Was Waldbrände mit Sportwetten zu tun haben

Wie heißt es so schön: Man lernt nicht für die Schule, sondern für das Leben. Der ein oder andere Mathematiker würde auch darin übereinstimmen, denn letztendlich ob nun Schule, das Leben oder eben Sportwetten – alles ist im Grunde eine Frage von Wahrscheinlichkeiten. So verwundert es dann letztendlich auch nicht, dass aus einem Beispiel über Waldbrände für Sportwetten gelernt werden kann. Der Grund dafür besteht darin, dass es bestimmte Fehler zu vermeiden gilt.

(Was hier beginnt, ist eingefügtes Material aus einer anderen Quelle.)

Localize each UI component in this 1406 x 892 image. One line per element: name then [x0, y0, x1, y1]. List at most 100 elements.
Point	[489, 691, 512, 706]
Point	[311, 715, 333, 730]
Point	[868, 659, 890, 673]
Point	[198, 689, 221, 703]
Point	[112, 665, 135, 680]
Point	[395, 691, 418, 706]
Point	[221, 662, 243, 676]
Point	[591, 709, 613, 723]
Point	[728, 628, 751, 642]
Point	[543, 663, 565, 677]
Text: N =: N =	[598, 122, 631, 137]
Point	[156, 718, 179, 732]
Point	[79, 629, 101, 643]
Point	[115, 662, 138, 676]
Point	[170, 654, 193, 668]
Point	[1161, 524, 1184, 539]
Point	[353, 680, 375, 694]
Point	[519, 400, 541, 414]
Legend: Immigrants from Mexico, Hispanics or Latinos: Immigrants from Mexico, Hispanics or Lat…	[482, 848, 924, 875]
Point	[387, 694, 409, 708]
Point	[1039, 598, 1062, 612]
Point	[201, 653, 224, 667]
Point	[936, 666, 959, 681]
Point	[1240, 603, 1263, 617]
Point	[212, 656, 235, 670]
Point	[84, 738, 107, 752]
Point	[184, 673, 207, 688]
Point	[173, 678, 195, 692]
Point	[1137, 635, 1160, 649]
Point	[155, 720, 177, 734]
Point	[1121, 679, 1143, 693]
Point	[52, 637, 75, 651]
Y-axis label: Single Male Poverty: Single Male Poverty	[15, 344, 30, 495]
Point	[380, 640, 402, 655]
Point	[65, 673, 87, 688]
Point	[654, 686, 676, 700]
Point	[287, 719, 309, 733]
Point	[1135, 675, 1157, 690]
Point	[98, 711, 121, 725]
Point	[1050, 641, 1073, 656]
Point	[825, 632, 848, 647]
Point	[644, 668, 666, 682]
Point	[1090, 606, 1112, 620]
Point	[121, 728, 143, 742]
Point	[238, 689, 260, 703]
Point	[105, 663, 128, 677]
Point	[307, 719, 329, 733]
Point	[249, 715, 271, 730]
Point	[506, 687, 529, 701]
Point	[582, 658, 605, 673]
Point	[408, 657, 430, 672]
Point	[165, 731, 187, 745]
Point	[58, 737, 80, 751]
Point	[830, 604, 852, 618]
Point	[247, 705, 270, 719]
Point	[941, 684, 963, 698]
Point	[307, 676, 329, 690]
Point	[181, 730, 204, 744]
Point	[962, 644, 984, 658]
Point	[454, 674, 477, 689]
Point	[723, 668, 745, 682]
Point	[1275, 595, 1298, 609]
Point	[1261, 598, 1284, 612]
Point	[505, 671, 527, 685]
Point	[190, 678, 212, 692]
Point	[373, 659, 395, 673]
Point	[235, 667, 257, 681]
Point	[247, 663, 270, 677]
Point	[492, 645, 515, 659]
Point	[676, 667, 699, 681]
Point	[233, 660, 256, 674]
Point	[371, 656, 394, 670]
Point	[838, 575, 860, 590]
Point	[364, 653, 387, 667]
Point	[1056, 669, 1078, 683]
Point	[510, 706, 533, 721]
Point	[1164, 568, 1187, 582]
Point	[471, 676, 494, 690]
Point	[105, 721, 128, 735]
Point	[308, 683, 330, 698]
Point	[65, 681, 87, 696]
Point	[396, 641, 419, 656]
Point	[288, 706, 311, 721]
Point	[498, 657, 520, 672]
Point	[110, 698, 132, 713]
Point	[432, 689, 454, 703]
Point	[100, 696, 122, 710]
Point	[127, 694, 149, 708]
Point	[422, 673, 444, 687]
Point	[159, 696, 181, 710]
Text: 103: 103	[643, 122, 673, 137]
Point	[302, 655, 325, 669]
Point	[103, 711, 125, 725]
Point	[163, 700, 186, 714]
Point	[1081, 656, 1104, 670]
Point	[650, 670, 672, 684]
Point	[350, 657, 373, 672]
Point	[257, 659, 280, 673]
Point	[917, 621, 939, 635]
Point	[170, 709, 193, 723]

Wie falsche Maßnahmen zum Gegenteil führen

Es hat sich bei der Bekämpfung von Waldbränden in den USA gezeigt, dass so manche offensichtliche Methode nicht nur keinen Effekt hat, sondern sogar Nachteile mit sich bringt. So gibt es in manchen Nationalparks sehr alte und hohe Mammutbäume, die besonders geschützt werden sollten. Dort sollten Waldbrände mit allen Maßnahmen vermieden werden. In der Folge hat das dazu geführt, dass sich um die großen Bäume mehr Gehölz angesammelt hat. Das wäre unter anderen Umständen natürlicherweise in kleineren Bränden verbrannt. Durch die Ansammlung konnten so aber größere Brände ausbrechen. Auf diese Weise waren die Maßnahmen nicht erfolgreich – im Gegenteil: Ein offensichtlicher und nachvollziehbarer Gedanke hat sich als falsch herausgestellt.
 

Warum das Wetten gegen schwache Sportwetter nicht funktioniert
Umgekehrtes Wetten bringt Verluste – Wettbasis.com Ratgeber

 

Sportwetten: Gleicher Fehler, anderer Ort

Bei Sportwetten ist das auch immer wieder anzutreffen. Sportwetter versuchen scheinbar sichere Lösungen zu finden, um das Risiko zu vermindern. Das führt manchmal dazu, dass beispielsweise ein System mit sehr niedrigen Quoten gespielt wird. So niedrig, dass die Eintrittswahrscheinlichkeit so hoch erhofft wird, dass der Tipper im Grunde gar nicht danebenliegen kann. Oftmals stellt sich aber heraus, dass es doch passieren kann und dann liegt es gerade an dem System, dass sich die vermeintliche Sicherheit umgekehrt und einem den Boden unter den Füßen wegzieht. Dabei muss man auch zwischen kurz- und langfristigen Effekten unterscheiden. Wie beim Brandschutz lief es kurzfristig gut, erst auf lange Sicht hat es sich nicht ausgezahlt.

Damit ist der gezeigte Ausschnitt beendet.